The Romanian insurer, set up and controlled until June by Romanian businessman Dan Odobescu, the brother-in-law of former prime minister Adrian Nastase, failed to observe the recovery strategies required by the ASF in June.

Under the strategies, the insurer was supposed to increase its capital by €150mn before September 6.

A Swiss-registered investment vehicle, I3CP, promised to buy new shares issued by the insurer but it failed to come up with the money by the deadline.

The ASF announced that Romania’s biggest insurer failed to demonstrate it is capable of increasing its own resources such as to meet the minimum and solvency capital requirements.

The authority also concluded that the company is already insolvent and its solvency keeps deteriorating.

Under existing regulations, the claims generated by the insurance policies issued by City will be processed from now on by the Insurance Guarantee Fund (FGA) but the payments will be disbursed only after City’s bankruptcy.

The government is reportedly drafting an emergency decree that would allow the FGA to disburse the money within 60 days after the insurer loses its operating license.

According to sources familiar with the market, City’s portfolio will generate total claims in the amount of around €100mn.

City Insurance is 85% controlled, through Swiss-registered Vivendi International, by Odobescu.

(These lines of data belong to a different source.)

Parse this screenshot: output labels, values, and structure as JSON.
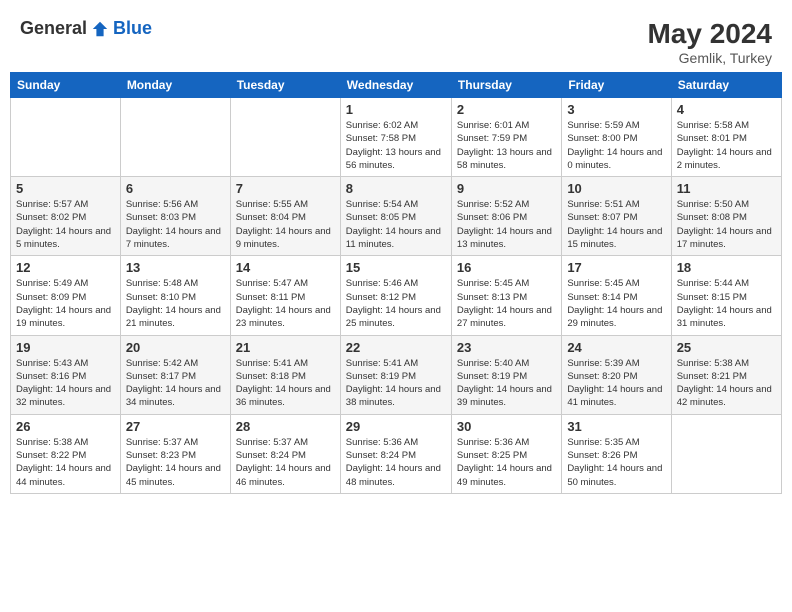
{
  "header": {
    "logo_general": "General",
    "logo_blue": "Blue",
    "month_year": "May 2024",
    "location": "Gemlik, Turkey"
  },
  "weekdays": [
    "Sunday",
    "Monday",
    "Tuesday",
    "Wednesday",
    "Thursday",
    "Friday",
    "Saturday"
  ],
  "weeks": [
    [
      {
        "day": "",
        "sunrise": "",
        "sunset": "",
        "daylight": ""
      },
      {
        "day": "",
        "sunrise": "",
        "sunset": "",
        "daylight": ""
      },
      {
        "day": "",
        "sunrise": "",
        "sunset": "",
        "daylight": ""
      },
      {
        "day": "1",
        "sunrise": "Sunrise: 6:02 AM",
        "sunset": "Sunset: 7:58 PM",
        "daylight": "Daylight: 13 hours and 56 minutes."
      },
      {
        "day": "2",
        "sunrise": "Sunrise: 6:01 AM",
        "sunset": "Sunset: 7:59 PM",
        "daylight": "Daylight: 13 hours and 58 minutes."
      },
      {
        "day": "3",
        "sunrise": "Sunrise: 5:59 AM",
        "sunset": "Sunset: 8:00 PM",
        "daylight": "Daylight: 14 hours and 0 minutes."
      },
      {
        "day": "4",
        "sunrise": "Sunrise: 5:58 AM",
        "sunset": "Sunset: 8:01 PM",
        "daylight": "Daylight: 14 hours and 2 minutes."
      }
    ],
    [
      {
        "day": "5",
        "sunrise": "Sunrise: 5:57 AM",
        "sunset": "Sunset: 8:02 PM",
        "daylight": "Daylight: 14 hours and 5 minutes."
      },
      {
        "day": "6",
        "sunrise": "Sunrise: 5:56 AM",
        "sunset": "Sunset: 8:03 PM",
        "daylight": "Daylight: 14 hours and 7 minutes."
      },
      {
        "day": "7",
        "sunrise": "Sunrise: 5:55 AM",
        "sunset": "Sunset: 8:04 PM",
        "daylight": "Daylight: 14 hours and 9 minutes."
      },
      {
        "day": "8",
        "sunrise": "Sunrise: 5:54 AM",
        "sunset": "Sunset: 8:05 PM",
        "daylight": "Daylight: 14 hours and 11 minutes."
      },
      {
        "day": "9",
        "sunrise": "Sunrise: 5:52 AM",
        "sunset": "Sunset: 8:06 PM",
        "daylight": "Daylight: 14 hours and 13 minutes."
      },
      {
        "day": "10",
        "sunrise": "Sunrise: 5:51 AM",
        "sunset": "Sunset: 8:07 PM",
        "daylight": "Daylight: 14 hours and 15 minutes."
      },
      {
        "day": "11",
        "sunrise": "Sunrise: 5:50 AM",
        "sunset": "Sunset: 8:08 PM",
        "daylight": "Daylight: 14 hours and 17 minutes."
      }
    ],
    [
      {
        "day": "12",
        "sunrise": "Sunrise: 5:49 AM",
        "sunset": "Sunset: 8:09 PM",
        "daylight": "Daylight: 14 hours and 19 minutes."
      },
      {
        "day": "13",
        "sunrise": "Sunrise: 5:48 AM",
        "sunset": "Sunset: 8:10 PM",
        "daylight": "Daylight: 14 hours and 21 minutes."
      },
      {
        "day": "14",
        "sunrise": "Sunrise: 5:47 AM",
        "sunset": "Sunset: 8:11 PM",
        "daylight": "Daylight: 14 hours and 23 minutes."
      },
      {
        "day": "15",
        "sunrise": "Sunrise: 5:46 AM",
        "sunset": "Sunset: 8:12 PM",
        "daylight": "Daylight: 14 hours and 25 minutes."
      },
      {
        "day": "16",
        "sunrise": "Sunrise: 5:45 AM",
        "sunset": "Sunset: 8:13 PM",
        "daylight": "Daylight: 14 hours and 27 minutes."
      },
      {
        "day": "17",
        "sunrise": "Sunrise: 5:45 AM",
        "sunset": "Sunset: 8:14 PM",
        "daylight": "Daylight: 14 hours and 29 minutes."
      },
      {
        "day": "18",
        "sunrise": "Sunrise: 5:44 AM",
        "sunset": "Sunset: 8:15 PM",
        "daylight": "Daylight: 14 hours and 31 minutes."
      }
    ],
    [
      {
        "day": "19",
        "sunrise": "Sunrise: 5:43 AM",
        "sunset": "Sunset: 8:16 PM",
        "daylight": "Daylight: 14 hours and 32 minutes."
      },
      {
        "day": "20",
        "sunrise": "Sunrise: 5:42 AM",
        "sunset": "Sunset: 8:17 PM",
        "daylight": "Daylight: 14 hours and 34 minutes."
      },
      {
        "day": "21",
        "sunrise": "Sunrise: 5:41 AM",
        "sunset": "Sunset: 8:18 PM",
        "daylight": "Daylight: 14 hours and 36 minutes."
      },
      {
        "day": "22",
        "sunrise": "Sunrise: 5:41 AM",
        "sunset": "Sunset: 8:19 PM",
        "daylight": "Daylight: 14 hours and 38 minutes."
      },
      {
        "day": "23",
        "sunrise": "Sunrise: 5:40 AM",
        "sunset": "Sunset: 8:19 PM",
        "daylight": "Daylight: 14 hours and 39 minutes."
      },
      {
        "day": "24",
        "sunrise": "Sunrise: 5:39 AM",
        "sunset": "Sunset: 8:20 PM",
        "daylight": "Daylight: 14 hours and 41 minutes."
      },
      {
        "day": "25",
        "sunrise": "Sunrise: 5:38 AM",
        "sunset": "Sunset: 8:21 PM",
        "daylight": "Daylight: 14 hours and 42 minutes."
      }
    ],
    [
      {
        "day": "26",
        "sunrise": "Sunrise: 5:38 AM",
        "sunset": "Sunset: 8:22 PM",
        "daylight": "Daylight: 14 hours and 44 minutes."
      },
      {
        "day": "27",
        "sunrise": "Sunrise: 5:37 AM",
        "sunset": "Sunset: 8:23 PM",
        "daylight": "Daylight: 14 hours and 45 minutes."
      },
      {
        "day": "28",
        "sunrise": "Sunrise: 5:37 AM",
        "sunset": "Sunset: 8:24 PM",
        "daylight": "Daylight: 14 hours and 46 minutes."
      },
      {
        "day": "29",
        "sunrise": "Sunrise: 5:36 AM",
        "sunset": "Sunset: 8:24 PM",
        "daylight": "Daylight: 14 hours and 48 minutes."
      },
      {
        "day": "30",
        "sunrise": "Sunrise: 5:36 AM",
        "sunset": "Sunset: 8:25 PM",
        "daylight": "Daylight: 14 hours and 49 minutes."
      },
      {
        "day": "31",
        "sunrise": "Sunrise: 5:35 AM",
        "sunset": "Sunset: 8:26 PM",
        "daylight": "Daylight: 14 hours and 50 minutes."
      },
      {
        "day": "",
        "sunrise": "",
        "sunset": "",
        "daylight": ""
      }
    ]
  ]
}
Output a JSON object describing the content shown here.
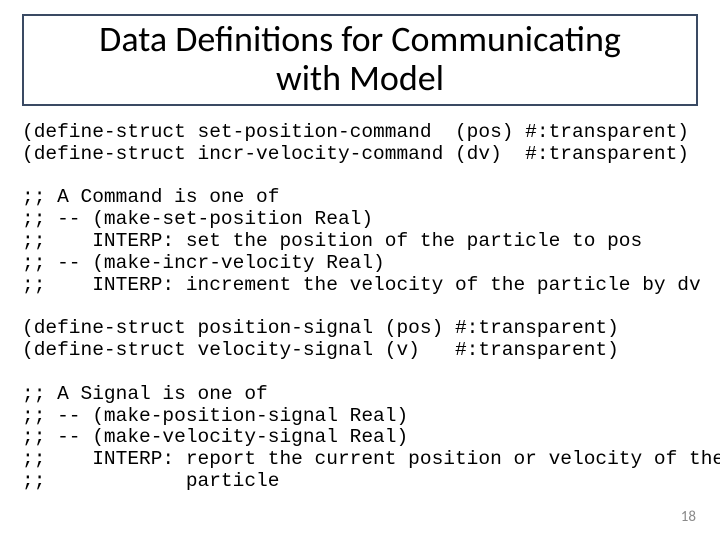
{
  "title_line1": "Data Definitions for Communicating",
  "title_line2": "with Model",
  "code": "(define-struct set-position-command  (pos) #:transparent)\n(define-struct incr-velocity-command (dv)  #:transparent)\n\n;; A Command is one of\n;; -- (make-set-position Real)\n;;    INTERP: set the position of the particle to pos\n;; -- (make-incr-velocity Real)\n;;    INTERP: increment the velocity of the particle by dv\n\n(define-struct position-signal (pos) #:transparent)\n(define-struct velocity-signal (v)   #:transparent)\n\n;; A Signal is one of\n;; -- (make-position-signal Real)\n;; -- (make-velocity-signal Real)\n;;    INTERP: report the current position or velocity of the\n;;            particle",
  "page_number": "18"
}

ASF officials reported massive frauds at City Insurance, particularly after it took over the management of the company in June. Among the frauds spotted, City Insurance’s main owner reportedly siphoned off €18mn since 2017, according to ASF director Valentin Ionescu, who has investigated the case.

City Insurance has paid €18mn to its main shareholder, Vivendi International (Odobescu’s investment vehicle), for fictitious loans since 2017, disclosed Ionescu.

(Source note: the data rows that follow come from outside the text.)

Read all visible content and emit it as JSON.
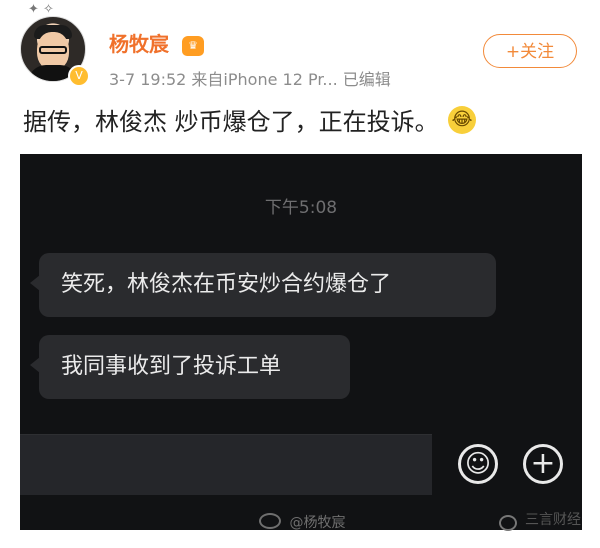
{
  "post": {
    "author": "杨牧宸",
    "meta": "3-7 19:52  来自iPhone 12 Pr...  已编辑",
    "follow_label": "+关注",
    "text": "据传，林俊杰 炒币爆仓了，正在投诉。",
    "crown_badge": "crown-icon",
    "verified_badge": "verified-icon",
    "emoji": "laugh-cry-emoji"
  },
  "chat": {
    "time": "下午5:08",
    "messages": [
      {
        "text": "笑死，林俊杰在币安炒合约爆仓了"
      },
      {
        "text": "我同事收到了投诉工单"
      }
    ],
    "emoji_icon": "emoji-icon",
    "plus_icon": "plus-icon"
  },
  "footer": {
    "watermark": "@杨牧宸",
    "brand": "三言财经"
  },
  "colors": {
    "accent": "#f28a3a",
    "author": "#f0712b",
    "chat_background": "#111214"
  }
}
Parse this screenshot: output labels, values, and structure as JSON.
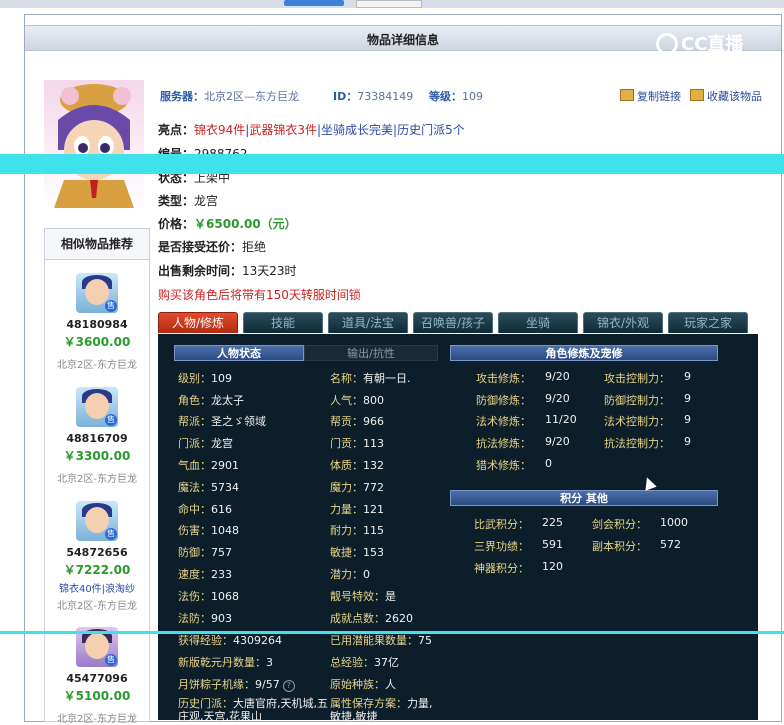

Specifically, City Insurance declared that it borrowed €50mn, €25mn, and another €50mn this year from Vivendi — but the accounts in the Swiss banks indicated by the insurance company do not exist and Vivendi extended no loan to City while cashing interest rates of 10-12%.

Ionescu was appointed at ASF earlier this year, specifically to investigate the situation on the insurance market.

Nicu Marcu, the current ASF president who was appointed in 2020, has launched extensive controls on insurance companies, including overseas operations. Before Marcu, in 2017-2020, the president of ASF was Leonardo Badea, the current vice-governor of the National Bank of Romania (BNR).

In an interview given to Radio Free Europe, Ionescu disclosed other irregularities at City Insurance such as under-stating the cost generated by the green cards issued, which had the effect of understating the capital requirements.